On October 6, 2022, Calyxt announced that it signed an agreement with a manufacturing partner, Evologic Technologies GmbH (Evologic), to further develop and scale Calyxt’s proprietary Plant Cell Matrix (PCMTM) and BioFactory technologies. Evologic’s contract development and manufacturing services, based on its proprietary bioprocessing platform and technology, supports companies delivering unique and sustainable bioproducts. Under the terms of the agreement, Evologic will work alongside Calyxt to grow and scale Calyxt’s proprietary PCM structures and is currently scaling one PCM for Calyxt.
Additional Updates

In early November 2022, Calyxt reached a settlement with one of its technology vendors regarding alleged intellectual property infringement. As a result of the settlement, Calyxt received $750 thousand in the fourth quarter of 2022 and received another $750 thousand earlier in the first quarter of 2023.
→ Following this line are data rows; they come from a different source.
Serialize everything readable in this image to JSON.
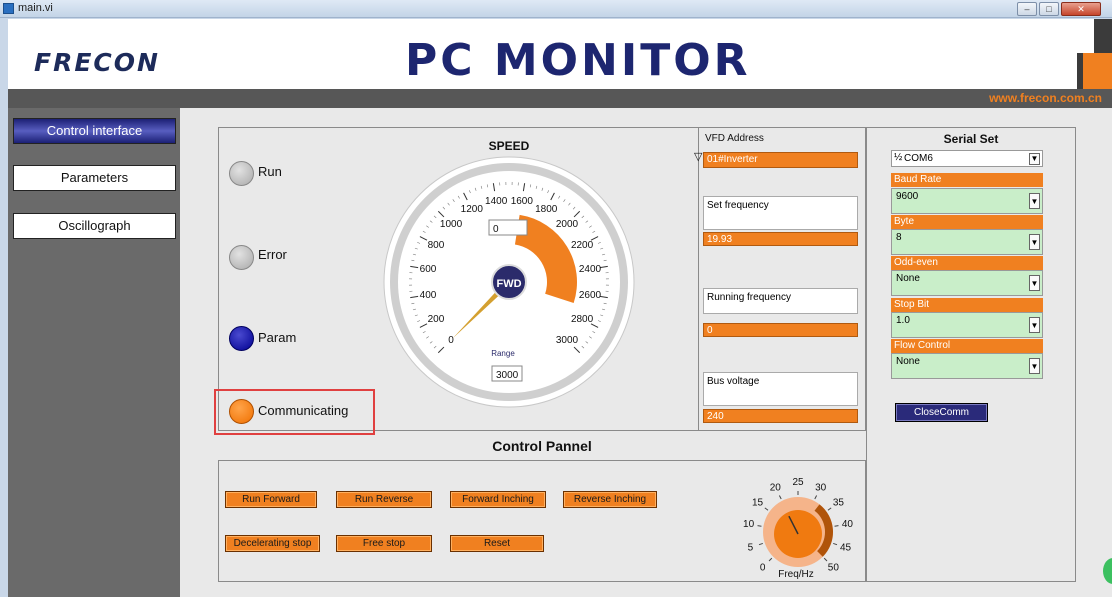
{
  "window": {
    "title": "main.vi",
    "min": "–",
    "max": "□",
    "close": "✕"
  },
  "header": {
    "logo": "FRECON",
    "title": "PC MONITOR",
    "url": "www.frecon.com.cn"
  },
  "sidebar": {
    "items": [
      {
        "label": "Control interface",
        "active": true
      },
      {
        "label": "Parameters",
        "active": false
      },
      {
        "label": "Oscillograph",
        "active": false
      }
    ]
  },
  "indicators": [
    {
      "label": "Run",
      "state": "grey"
    },
    {
      "label": "Error",
      "state": "grey"
    },
    {
      "label": "Param",
      "state": "blue"
    },
    {
      "label": "Communicating",
      "state": "orange"
    }
  ],
  "speed": {
    "title": "SPEED",
    "value_box": "0",
    "hub": "FWD",
    "ticks": [
      "0",
      "200",
      "400",
      "600",
      "800",
      "1000",
      "1200",
      "1400",
      "1600",
      "1800",
      "2000",
      "2200",
      "2400",
      "2600",
      "2800",
      "3000"
    ],
    "range_label": "Range",
    "range_value": "3000",
    "range_max": 3000,
    "needle_value": 0,
    "arc_start": 1600,
    "arc_end": 2700,
    "needle_color": "#d4a030",
    "arc_color": "#f08020"
  },
  "vfd": {
    "address_label": "VFD Address",
    "address_value": "01#Inverter",
    "set_freq_label": "Set frequency",
    "set_freq_value": "19.93",
    "run_freq_label": "Running frequency",
    "run_freq_value": "0",
    "bus_voltage_label": "Bus voltage",
    "bus_voltage_value": "240"
  },
  "serial": {
    "title": "Serial Set",
    "port": "COM6",
    "baud_label": "Baud Rate",
    "baud_value": "9600",
    "byte_label": "Byte",
    "byte_value": "8",
    "parity_label": "Odd-even",
    "parity_value": "None",
    "stop_label": "Stop Bit",
    "stop_value": "1.0",
    "flow_label": "Flow Control",
    "flow_value": "None",
    "close_button": "CloseComm"
  },
  "control": {
    "title": "Control Pannel",
    "buttons": [
      "Run Forward",
      "Run Reverse",
      "Forward Inching",
      "Reverse Inching",
      "Decelerating stop",
      "Free stop",
      "Reset"
    ]
  },
  "freq_knob": {
    "label": "Freq/Hz",
    "ticks": [
      "0",
      "5",
      "10",
      "15",
      "20",
      "25",
      "30",
      "35",
      "40",
      "45",
      "50"
    ],
    "max": 50,
    "value": 20
  },
  "colors": {
    "accent": "#f08020",
    "brand": "#1d2670"
  }
}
Financial Results for the Three Months Ended December 31, 2022

Cash, cash equivalents, and restricted cash totaled $3.5 million as of December 31, 2022.
Revenue was nominal in the fourth quarter of 2022 compared to $1.9 million in the fourth quarter of 2021. The decrease in revenue was driven by the late 2021 completion of the wind-down of the Company’s soybean product line. Revenue in the fourth quarter of 2022 was primarily associated with the Company’s agreement with a food ingredient manufacturer to develop a palm oil alternative.
Total operating expenses were $3.4 million in the fourth quarter of 2022 compared to $6.6 million in the fourth quarter of 2021. The decrease was driven by actions taken by management to lower Calyxt’s operating expenses.
Cash runway, considering interim funding to be provided by Cibus as described in the Merger Agreement, is sufficient to fund operations through the second quarter of 2023.